Assuming people will not game the metric: They will. Not out of malice, but because incentives shape behavior. People optimize for what is measured and rewarded, consciously or not.
Blaming individuals instead of the system: When someone games a metric, the problem is usually the metric, not the person. A well-designed incentive makes the easiest path the right path.
Adding more metrics to fix gaming: Each new metric creates new gaming opportunities. You end up with a dashboard of thirty metrics, none of which tell you how the team is actually doing. Fewer, better metrics beat more metrics.
Measuring what is easy instead of what matters: Lines of code, story points, and deploy counts are easy to track. Customer impact, code maintainability, and system reliability are hard to track. The easy metrics are almost always the wrong ones.

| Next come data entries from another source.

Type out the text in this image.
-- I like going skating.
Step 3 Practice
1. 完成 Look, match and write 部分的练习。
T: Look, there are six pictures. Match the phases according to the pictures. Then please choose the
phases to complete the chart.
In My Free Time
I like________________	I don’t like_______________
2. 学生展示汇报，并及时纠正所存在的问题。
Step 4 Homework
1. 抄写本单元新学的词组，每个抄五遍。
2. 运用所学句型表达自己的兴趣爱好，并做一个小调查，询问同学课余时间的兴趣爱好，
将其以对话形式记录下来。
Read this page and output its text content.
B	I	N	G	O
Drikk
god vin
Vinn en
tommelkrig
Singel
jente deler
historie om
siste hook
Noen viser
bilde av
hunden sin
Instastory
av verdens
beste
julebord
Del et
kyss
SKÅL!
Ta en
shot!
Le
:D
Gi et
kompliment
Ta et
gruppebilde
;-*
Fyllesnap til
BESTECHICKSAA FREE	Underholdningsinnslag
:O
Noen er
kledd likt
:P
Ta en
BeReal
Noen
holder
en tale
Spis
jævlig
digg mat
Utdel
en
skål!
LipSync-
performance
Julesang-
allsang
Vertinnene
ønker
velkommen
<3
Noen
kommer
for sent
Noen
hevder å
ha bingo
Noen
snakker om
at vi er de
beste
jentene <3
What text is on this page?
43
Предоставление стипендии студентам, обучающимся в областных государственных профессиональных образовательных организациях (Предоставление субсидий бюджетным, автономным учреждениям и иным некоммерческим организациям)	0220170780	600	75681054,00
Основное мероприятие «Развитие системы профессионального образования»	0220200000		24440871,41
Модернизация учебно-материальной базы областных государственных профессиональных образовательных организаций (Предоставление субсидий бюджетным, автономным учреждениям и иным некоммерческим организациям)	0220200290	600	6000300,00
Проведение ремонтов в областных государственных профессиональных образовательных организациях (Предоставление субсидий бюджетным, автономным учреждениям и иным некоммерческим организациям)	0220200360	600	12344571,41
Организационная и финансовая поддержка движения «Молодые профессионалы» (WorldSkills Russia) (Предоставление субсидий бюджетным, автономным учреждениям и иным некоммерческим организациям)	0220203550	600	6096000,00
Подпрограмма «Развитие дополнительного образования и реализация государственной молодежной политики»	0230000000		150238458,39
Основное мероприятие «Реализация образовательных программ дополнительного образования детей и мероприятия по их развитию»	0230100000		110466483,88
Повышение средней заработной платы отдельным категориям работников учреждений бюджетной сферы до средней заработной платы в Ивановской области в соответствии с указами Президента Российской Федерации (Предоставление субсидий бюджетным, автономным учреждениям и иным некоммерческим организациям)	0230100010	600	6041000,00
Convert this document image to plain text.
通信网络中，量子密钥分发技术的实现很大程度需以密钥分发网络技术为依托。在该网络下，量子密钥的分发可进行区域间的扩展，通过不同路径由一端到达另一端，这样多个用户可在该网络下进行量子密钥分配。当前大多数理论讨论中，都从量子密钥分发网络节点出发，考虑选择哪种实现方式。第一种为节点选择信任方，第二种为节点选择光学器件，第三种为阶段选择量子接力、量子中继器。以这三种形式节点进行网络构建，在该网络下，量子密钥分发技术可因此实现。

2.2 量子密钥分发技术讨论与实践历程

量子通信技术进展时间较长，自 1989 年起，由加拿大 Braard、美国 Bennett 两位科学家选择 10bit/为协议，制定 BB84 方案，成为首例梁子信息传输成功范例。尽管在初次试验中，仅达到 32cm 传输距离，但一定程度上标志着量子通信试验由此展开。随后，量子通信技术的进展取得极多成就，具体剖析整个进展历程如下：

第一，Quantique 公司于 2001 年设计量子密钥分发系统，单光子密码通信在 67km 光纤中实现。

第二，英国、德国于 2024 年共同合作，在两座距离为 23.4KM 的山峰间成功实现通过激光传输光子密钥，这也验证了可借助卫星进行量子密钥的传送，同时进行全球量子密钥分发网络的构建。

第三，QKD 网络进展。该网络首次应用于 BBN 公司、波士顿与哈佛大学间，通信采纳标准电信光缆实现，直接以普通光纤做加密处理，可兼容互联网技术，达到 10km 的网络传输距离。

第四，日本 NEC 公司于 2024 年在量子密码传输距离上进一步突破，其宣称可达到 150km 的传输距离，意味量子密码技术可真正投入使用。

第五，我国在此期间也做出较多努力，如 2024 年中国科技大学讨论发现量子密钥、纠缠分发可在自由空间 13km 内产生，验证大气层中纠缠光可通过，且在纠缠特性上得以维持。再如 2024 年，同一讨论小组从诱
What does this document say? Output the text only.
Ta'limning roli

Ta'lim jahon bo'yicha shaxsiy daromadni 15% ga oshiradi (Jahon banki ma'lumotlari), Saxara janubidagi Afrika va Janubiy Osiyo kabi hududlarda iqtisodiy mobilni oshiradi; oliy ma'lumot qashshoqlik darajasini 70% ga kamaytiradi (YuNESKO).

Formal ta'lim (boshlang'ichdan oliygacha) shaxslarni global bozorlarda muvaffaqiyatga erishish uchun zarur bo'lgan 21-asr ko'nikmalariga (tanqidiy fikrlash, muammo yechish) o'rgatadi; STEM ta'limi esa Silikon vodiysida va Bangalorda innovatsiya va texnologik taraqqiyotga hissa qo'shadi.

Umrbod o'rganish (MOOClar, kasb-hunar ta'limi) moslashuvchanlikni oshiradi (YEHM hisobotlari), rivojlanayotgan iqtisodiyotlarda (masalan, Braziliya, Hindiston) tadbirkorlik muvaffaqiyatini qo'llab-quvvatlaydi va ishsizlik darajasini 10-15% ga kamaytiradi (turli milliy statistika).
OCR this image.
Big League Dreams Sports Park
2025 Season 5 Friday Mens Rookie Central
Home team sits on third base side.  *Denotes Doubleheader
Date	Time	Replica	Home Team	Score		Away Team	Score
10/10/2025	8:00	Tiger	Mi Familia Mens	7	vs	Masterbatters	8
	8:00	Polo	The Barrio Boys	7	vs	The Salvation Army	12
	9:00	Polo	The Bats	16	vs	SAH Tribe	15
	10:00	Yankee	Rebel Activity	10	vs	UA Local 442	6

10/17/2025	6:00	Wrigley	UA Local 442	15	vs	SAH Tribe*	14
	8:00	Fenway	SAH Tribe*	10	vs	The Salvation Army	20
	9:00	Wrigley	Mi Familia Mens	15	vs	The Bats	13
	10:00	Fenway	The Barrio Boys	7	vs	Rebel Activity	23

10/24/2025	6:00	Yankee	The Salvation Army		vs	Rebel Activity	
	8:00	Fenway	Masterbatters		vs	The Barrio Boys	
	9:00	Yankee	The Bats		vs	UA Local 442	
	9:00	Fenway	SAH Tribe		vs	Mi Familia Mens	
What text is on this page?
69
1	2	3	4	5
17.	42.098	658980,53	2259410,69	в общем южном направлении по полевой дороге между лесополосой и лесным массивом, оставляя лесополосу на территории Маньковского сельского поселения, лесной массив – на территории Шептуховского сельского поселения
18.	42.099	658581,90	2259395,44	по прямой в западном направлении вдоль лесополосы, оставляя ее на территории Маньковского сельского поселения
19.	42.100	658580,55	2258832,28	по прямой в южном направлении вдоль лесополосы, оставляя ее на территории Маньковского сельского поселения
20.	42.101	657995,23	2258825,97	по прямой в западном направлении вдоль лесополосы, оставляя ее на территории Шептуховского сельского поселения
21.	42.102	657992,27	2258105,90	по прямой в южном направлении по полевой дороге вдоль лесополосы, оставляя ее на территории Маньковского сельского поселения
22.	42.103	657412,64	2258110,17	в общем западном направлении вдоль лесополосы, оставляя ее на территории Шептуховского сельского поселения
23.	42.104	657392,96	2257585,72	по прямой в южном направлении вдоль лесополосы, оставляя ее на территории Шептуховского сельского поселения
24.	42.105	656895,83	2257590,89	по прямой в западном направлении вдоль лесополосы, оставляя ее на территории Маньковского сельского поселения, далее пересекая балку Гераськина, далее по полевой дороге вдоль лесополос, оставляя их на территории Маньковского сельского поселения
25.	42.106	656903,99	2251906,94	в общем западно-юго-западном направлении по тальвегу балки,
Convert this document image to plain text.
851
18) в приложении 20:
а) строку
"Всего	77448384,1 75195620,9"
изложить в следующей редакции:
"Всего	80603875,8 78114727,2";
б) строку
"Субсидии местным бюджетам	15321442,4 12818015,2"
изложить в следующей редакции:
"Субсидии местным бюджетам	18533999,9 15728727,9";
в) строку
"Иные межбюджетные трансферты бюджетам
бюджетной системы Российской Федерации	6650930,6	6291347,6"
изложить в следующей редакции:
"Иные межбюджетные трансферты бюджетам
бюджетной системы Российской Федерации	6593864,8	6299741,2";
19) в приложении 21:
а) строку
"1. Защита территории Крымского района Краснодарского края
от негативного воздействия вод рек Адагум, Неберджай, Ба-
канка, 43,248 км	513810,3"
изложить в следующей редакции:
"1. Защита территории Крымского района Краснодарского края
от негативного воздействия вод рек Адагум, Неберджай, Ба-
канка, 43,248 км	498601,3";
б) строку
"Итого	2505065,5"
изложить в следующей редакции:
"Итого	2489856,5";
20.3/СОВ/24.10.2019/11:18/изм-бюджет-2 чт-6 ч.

Keeping bad metrics because "we've always tracked this": If a metric is being gamed and no longer reflects reality, remove it. A useless metric is worse than no metric because it creates false confidence.

Key Takeaways

The cobra effect occurs when incentives produce the opposite of the intended outcome. In engineering, this happens with metrics like lines of code, bug fix counts, code coverage targets, and deployment frequency.
Goodhart's Law states that when a measure becomes a target, it ceases to be a good measure. Every metric you set as a goal will be optimized for, often at the expense of the actual outcome you care about.
Design incentives by measuring outcomes (customer problems solved) rather than activities (deploys per week), pairing quantity metrics with quality metrics, and explicitly asking "how would someone game this?"
Watch for behavioral changes after introducing metrics. Gaming typically appears within two to three months. Review your metrics regularly and retire the ones that have diverged from the outcomes they were meant to represent.
When you see gaming, fix the incentive, not the person. The system created the behavior. A well-designed incentive makes doing the right thing the easiest thing.